Thomas Watson asks the most important question in understanding to whom the Law is given. He saw that the Law – although given in God’s decreed will to the people of Israel – was God’s desired will for all of creation, and he understood how important this was when dealing with the Law. He begins his section on the first commandment asking the following question:
“‘Thou shalt have no other gods before me.’ Exod. 20:3. WHY is the commandment in the second person singular, Thou? Why does not God say, You shall have no other gods?”
He answers his own question by saying:
“Because the commandment concerns everyone, and God would have each one take it as spoken to him by name. Though we are forward to take privileges to ourselves, yet we are apt to shirk off duties from ourselves to others; therefore the commandment is in the second person, Thou and Thou, that every one may know that it is spoken to him, as it were, by name.”

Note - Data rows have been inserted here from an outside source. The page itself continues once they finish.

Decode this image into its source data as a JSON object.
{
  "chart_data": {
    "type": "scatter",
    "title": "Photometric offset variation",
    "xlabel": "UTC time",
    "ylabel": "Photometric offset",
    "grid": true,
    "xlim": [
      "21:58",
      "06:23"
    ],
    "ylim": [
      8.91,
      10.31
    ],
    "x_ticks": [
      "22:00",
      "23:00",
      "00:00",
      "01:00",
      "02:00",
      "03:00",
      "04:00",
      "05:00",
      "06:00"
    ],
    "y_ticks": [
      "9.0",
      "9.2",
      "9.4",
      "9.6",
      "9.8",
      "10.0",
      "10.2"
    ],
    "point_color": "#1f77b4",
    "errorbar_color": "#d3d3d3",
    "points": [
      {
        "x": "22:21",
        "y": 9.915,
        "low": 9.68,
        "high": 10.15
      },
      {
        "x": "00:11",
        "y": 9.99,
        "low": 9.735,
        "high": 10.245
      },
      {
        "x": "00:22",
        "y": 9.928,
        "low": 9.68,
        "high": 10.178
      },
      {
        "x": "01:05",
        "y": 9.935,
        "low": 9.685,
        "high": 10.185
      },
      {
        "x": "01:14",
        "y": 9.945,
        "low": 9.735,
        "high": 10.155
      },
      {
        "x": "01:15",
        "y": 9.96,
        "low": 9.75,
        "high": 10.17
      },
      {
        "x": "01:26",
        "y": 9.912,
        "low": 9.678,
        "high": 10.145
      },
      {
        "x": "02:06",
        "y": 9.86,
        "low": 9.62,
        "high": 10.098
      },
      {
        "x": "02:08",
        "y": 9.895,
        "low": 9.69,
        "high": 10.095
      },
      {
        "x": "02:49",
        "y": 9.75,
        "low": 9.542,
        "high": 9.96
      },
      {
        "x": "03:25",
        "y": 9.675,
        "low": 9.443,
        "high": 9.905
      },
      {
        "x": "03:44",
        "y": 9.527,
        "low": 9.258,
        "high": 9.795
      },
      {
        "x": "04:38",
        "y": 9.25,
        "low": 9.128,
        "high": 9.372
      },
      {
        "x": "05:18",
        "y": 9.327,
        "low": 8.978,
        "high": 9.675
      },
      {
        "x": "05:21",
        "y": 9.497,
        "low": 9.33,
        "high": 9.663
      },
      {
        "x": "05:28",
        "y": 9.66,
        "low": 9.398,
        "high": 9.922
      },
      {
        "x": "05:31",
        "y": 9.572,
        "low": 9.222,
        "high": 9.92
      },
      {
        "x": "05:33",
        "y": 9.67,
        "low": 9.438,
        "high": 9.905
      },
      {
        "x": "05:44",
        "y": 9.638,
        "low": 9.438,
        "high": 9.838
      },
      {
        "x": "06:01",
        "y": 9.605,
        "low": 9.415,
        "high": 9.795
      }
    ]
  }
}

The present need to see this truth (that the Law is for all of creation) is much needed, especially in the 21st century. In a day and age that creates their own ethics, tolerates whatever they can, bases truth from their experiences, and lives according to their own personal convictions, the Law is needed; and it is even more so for the “LORD’s people.”
 Thomas Watson, The Ten Commandments (Carlisle: Banner of Truth Trust, 2000), p. 1.
 Cf. Sections on why the Moral Law is universal and important today: Brain Edwards, The Ten Commandments (Surrey: Day One, 2002), p. 8-31; Ed. Stuart Bonnington and Joan Milne, Love Rules: The Ten Commandments for the 21st Century (Carlisle: The Banner of Truth Trust, 2004), p. 5-10; Peter Master’s, God’s Rules for Holiness: Unlocking the Ten Commandments (London: The Wakeman Trust, 2003), p. 9-20; Francis Nigel Lee, God’s Ten Commandments: Yesterday, Today, Forever (Ventura: Nordskog, 2007); J. Douma, The Ten Commandments: Manual for the Christian Life. Trans. Nelson Kloosterman. (Philliipsburg: P&R Publishing, 1996), p. 9-11; and James Durham, Practical Exposition of The Ten Commandments (Dallas: Naphtli Press, 2002), p. 51-72.